The Standard of Care: What Reasonable Care Looks Like
Ontario courts assess whether an occupier met the reasonable-care standard by looking at the totality of the circumstances. Key factors include:
Knowledge of the hazard. An occupier who knew, or ought reasonably to have known, that a danger existed has a stronger obligation to address it. A wet floor that has been present for hours, an icy patch that forms every winter in the same spot, or a broken step that was reported to management all attract a higher duty of response.

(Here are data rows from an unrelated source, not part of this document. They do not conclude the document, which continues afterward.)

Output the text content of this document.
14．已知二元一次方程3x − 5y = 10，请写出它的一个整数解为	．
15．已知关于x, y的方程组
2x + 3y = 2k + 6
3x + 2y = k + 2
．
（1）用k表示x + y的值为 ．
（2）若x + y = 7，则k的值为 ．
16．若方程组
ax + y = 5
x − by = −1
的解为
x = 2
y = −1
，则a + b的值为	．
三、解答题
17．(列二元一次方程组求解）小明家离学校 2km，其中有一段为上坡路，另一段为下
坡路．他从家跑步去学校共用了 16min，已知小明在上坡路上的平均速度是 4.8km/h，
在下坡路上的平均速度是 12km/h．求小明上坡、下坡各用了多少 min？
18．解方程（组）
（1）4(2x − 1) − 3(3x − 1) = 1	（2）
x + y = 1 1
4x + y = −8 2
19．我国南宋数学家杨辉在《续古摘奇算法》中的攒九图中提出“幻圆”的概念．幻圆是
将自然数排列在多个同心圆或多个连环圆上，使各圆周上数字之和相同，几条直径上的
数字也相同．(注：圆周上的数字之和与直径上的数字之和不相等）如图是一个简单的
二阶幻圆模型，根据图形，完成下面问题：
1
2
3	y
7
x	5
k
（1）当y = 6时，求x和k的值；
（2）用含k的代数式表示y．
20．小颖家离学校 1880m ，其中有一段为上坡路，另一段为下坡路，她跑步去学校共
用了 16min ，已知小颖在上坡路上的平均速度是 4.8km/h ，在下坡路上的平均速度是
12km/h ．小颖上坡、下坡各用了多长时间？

Adequacy of inspections. A reasonable occupier carries out inspections of their premises at intervals that match the risk. A busy shopping centre entrance during a rainstorm requires more frequent checking than a quiet warehouse aisle on a dry day.
Promptness of remediation. Knowing about a hazard and failing to fix it, or to warn visitors of it, is the essence of a slip-and-fall negligence claim. Warnings must be adequate in placement and clarity; a small yellow pylon can be sufficient in some circumstances and wholly inadequate in others.
Property use and visitor characteristics. The foreseeable users of the premises matter. A long-term care facility that knows its residents use walkers must apply a higher standard of floor maintenance than a commercial loading dock where only trained workers are expected.
The OLA also allows an occupier to restrict or modify the statutory duty by express agreement, stipulation, or notice, provided the restriction is reasonable and brought to the attention of visitors (s. 3(3)). This is commonly seen in recreational facilities where waivers are signed. However, an occupier cannot exclude the duty to persons who have a legal right to enter, such as government inspectors.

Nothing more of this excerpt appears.